Research currently done on excessive use of force largely relies on information volunteered by police chiefs, and on the few official records that exist — many of which are doctored prior to their filing. 

"There was a time when we first started [our research] that we just couldn't get information from anybody, unless it was a very progressive department," said Dunham. "But if you only use the progressive departments you aren't getting a true picture, you are just getting the ones without real problems."

Even with official records, Dunham and Alpert said there was always information on specific cases they simply were unable to get because police departments would remove them from the records or severely doctor the information so it reflects less poorly on the department. 

"We've been clamoring at these police professional associations for decades to get uniform reporting on use of force, and we've been very limited in our pursuit in even reporting deadly force," Alpert said. While he noted that the International Association of the Chiefs of Police attempted to get such a record going in the 90s, the association failed at even getting their member organizations to report their numbers.

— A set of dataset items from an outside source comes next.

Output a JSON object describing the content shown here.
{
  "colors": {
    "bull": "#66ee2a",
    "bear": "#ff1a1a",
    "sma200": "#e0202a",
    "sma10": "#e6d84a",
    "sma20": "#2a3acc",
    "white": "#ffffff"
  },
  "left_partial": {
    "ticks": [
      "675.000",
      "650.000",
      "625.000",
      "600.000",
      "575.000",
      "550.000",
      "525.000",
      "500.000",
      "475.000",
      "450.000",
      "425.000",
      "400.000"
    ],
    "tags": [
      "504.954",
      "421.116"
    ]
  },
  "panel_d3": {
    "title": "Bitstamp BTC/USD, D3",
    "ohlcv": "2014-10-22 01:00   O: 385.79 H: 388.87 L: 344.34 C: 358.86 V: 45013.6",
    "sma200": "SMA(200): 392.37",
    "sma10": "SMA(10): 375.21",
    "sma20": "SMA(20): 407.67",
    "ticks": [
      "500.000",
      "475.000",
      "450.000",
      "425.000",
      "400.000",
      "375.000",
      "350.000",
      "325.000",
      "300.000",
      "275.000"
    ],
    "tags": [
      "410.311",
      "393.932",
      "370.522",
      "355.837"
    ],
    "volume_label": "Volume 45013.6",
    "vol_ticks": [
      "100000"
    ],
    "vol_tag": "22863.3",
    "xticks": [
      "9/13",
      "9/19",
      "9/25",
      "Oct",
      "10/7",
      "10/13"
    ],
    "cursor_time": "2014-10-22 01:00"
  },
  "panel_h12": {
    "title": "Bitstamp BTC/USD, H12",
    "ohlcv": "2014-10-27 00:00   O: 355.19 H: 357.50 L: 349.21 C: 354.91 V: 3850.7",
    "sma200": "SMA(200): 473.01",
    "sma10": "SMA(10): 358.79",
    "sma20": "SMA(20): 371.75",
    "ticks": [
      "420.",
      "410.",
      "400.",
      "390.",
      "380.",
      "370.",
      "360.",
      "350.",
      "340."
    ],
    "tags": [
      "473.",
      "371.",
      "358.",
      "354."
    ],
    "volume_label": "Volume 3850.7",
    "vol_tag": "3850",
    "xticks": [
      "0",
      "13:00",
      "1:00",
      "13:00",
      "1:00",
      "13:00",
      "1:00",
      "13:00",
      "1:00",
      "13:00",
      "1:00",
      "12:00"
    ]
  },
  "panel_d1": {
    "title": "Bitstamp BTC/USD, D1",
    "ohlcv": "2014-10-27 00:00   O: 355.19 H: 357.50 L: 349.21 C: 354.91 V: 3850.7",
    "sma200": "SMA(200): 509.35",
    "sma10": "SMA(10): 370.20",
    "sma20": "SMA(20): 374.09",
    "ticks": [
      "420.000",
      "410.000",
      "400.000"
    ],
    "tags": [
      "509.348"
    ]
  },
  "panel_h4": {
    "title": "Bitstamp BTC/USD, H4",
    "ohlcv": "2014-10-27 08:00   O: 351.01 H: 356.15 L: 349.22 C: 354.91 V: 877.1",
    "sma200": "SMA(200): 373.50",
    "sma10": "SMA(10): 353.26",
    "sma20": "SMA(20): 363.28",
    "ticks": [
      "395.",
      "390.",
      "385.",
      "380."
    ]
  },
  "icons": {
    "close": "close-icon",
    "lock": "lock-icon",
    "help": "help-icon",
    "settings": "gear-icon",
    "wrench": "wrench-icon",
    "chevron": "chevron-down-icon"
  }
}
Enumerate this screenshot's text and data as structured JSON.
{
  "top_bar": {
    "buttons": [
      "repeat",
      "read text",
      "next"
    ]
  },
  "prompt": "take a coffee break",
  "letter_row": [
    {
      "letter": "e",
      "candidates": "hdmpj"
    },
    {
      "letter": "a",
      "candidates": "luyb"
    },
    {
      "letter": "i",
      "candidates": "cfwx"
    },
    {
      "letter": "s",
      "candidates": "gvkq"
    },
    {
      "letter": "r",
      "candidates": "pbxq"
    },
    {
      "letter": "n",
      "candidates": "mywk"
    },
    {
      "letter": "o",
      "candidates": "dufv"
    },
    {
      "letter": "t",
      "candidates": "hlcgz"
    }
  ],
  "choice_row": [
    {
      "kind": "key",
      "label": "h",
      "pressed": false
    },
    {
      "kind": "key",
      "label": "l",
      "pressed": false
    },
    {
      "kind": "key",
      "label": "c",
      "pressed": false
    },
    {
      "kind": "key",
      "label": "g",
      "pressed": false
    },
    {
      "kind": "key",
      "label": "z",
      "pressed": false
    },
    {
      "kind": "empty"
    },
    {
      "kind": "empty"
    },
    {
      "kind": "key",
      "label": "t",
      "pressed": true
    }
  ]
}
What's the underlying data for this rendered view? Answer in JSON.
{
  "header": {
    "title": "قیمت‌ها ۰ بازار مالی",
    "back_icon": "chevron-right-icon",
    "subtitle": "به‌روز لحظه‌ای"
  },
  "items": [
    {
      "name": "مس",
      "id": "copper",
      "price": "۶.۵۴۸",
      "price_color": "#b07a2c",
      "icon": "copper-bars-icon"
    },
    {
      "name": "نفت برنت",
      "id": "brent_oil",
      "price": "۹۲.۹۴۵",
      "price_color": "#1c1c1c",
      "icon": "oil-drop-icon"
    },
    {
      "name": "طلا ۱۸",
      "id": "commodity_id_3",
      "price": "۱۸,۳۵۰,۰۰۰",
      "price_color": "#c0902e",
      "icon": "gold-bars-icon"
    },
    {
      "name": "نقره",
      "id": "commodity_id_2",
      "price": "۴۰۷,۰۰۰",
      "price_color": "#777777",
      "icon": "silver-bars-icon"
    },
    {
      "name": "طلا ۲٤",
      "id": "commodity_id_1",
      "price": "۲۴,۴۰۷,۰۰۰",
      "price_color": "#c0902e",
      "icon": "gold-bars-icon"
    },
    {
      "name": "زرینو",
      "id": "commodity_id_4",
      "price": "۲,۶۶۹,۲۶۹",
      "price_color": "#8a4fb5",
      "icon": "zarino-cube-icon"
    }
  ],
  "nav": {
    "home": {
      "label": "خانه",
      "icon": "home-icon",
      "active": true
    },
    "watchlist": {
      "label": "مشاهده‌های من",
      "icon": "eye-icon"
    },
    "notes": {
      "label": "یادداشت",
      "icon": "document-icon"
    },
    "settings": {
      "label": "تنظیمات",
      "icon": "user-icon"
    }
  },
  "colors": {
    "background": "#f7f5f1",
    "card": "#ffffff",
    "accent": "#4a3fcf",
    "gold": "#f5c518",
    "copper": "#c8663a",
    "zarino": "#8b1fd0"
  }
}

The impact of the lack of information is that researchers, like Dunham and Alpert, are unable to judge instances of police brutality against a baseline — because it is impossible to tell what the baseline is. Meaning that the case in Iowa may be a frequent occurrence, or it may be a complete anomaly. 

"With the advent of these body cameras and YouTube and cell phones. We are starting to get many examples of excessive use of force, but really don't know what the base number is so we can't tell how bad the problem is," Alpert said.

Lynch and his team at the Cato Institute are now attempting to create such a baseline by scouring the media for reports of police misconduct and gathering them into a national database. While they admit this largely anecdotal process is not capturing everything and still needs refining, he believes long-term research will be useful. 

"If we can consistently run them over a period of years then we will develop enough of a sample to identify trends as far as whether its getting worse or better, and identify polices that make good practice and bad practices," he said. "So when policymakers are ready to tackle the issue in their state or city, we can be a resource for them."

While Alpert said he will continue to push policing organizations for more reliable standards for reporting excessive force, he said he believes body cameras that record all actions taken by an officer in pursuit will be a necessary additional step to solving the problem.

"Now, not only is there a written report on what happened which could be spun and written creatively," he said. "But there is a video report of what happened. I think you need both."

Because of leaked footage, both a video and a report exist for the shocking Iowa case. But with all shocking news stories, perspective is always a necessary element to the story. Unfortunately, no perspective on the use of excessive force exists and it can't until research can be done. Perhaps its time to stop thinking about police brutality in the vacuum of the latest news story, and begin thinking about it as a nationwide problem that needs to be measured before it can be addressed.